Point vortex dynamics as zero-radius limit of the motion of a rigid body in an irrotational fluid

TL;DR

This paper demonstrates that the dynamics of a point vortex in an irrotational fluid can be derived as the zero-radius limit of a shrinking rigid body's motion, linking fluid-structure interaction to vortex models.

Contribution

It establishes the rigorous connection between rigid body motion in a fluid and point vortex dynamics as the body shrinks to a point, including the effects of circulation and lift forces.

Findings

Point vortex dynamics as a limit of rigid body motion

Conservation of circulation around the shrinking body

Different regimes yield different limit equations

Abstract

The point vortex system is usually considered as an idealized model where the vorticity of an ideal incompressible two-dimensional fluid is concentrated in a finite number of moving points. In the case of a single vortex in an otherwise irrotational ideal fluid occupying a bounded and simply-connected two-dimensional domain the motion is given by the so-called Kirchhoff-Routh velocity which depends only on the domain.
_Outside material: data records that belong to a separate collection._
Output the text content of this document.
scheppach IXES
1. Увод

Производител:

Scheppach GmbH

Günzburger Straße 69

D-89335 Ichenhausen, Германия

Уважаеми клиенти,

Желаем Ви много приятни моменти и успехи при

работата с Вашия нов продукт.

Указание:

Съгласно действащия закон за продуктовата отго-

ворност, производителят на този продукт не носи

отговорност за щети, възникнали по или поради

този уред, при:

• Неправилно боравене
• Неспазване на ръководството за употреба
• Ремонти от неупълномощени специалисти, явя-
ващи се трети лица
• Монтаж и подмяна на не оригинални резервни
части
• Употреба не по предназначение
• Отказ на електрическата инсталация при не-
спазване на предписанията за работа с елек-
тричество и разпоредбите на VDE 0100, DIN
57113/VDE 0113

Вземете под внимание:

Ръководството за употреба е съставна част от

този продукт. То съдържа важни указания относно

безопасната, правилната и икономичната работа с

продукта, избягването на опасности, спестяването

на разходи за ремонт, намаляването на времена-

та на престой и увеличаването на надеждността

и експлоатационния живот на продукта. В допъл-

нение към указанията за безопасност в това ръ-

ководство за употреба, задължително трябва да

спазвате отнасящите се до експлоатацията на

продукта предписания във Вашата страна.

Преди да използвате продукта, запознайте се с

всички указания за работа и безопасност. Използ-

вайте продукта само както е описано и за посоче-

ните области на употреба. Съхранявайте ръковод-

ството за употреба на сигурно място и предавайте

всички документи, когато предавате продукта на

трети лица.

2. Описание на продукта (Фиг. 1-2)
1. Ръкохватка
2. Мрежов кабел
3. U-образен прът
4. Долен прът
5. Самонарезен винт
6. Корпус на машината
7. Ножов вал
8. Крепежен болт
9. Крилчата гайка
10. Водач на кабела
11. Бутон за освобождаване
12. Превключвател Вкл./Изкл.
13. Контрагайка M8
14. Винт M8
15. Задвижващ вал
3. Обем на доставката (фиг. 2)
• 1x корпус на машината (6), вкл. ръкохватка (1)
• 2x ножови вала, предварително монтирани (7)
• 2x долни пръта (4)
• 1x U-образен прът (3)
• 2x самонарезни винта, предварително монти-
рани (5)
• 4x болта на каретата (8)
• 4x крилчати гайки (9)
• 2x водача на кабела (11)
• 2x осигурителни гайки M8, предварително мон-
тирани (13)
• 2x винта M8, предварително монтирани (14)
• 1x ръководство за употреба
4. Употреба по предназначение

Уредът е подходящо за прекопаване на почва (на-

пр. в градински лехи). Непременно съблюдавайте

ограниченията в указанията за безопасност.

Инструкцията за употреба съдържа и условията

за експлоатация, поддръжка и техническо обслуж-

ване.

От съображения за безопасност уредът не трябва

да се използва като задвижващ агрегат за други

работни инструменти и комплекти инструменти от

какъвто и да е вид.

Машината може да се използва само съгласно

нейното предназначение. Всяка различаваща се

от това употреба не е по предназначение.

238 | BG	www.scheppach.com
The main result of this paper establishes that this dynamics can also be obtained as the limit of the motion of a rigid body immersed in such a fluid when the body shrinks to a massless point particle with fixed circulation. The rigid body is assumed to be only accelerated by the force exerted by the fluid pressure on its boundary, the fluid velocity and pressure being given by the incompressible Euler equations, with zero vorticity. The circulation of the fluid velocity around the particle is conserved as time proceeds according to Kelvin's theorem and gives the strength of the limit point vortex. We also prove that in the different regime where the body shrinks with a fixed mass the limit dynamics is governed by a second-order differential equation involving a Kutta-Joukowski-type lift force.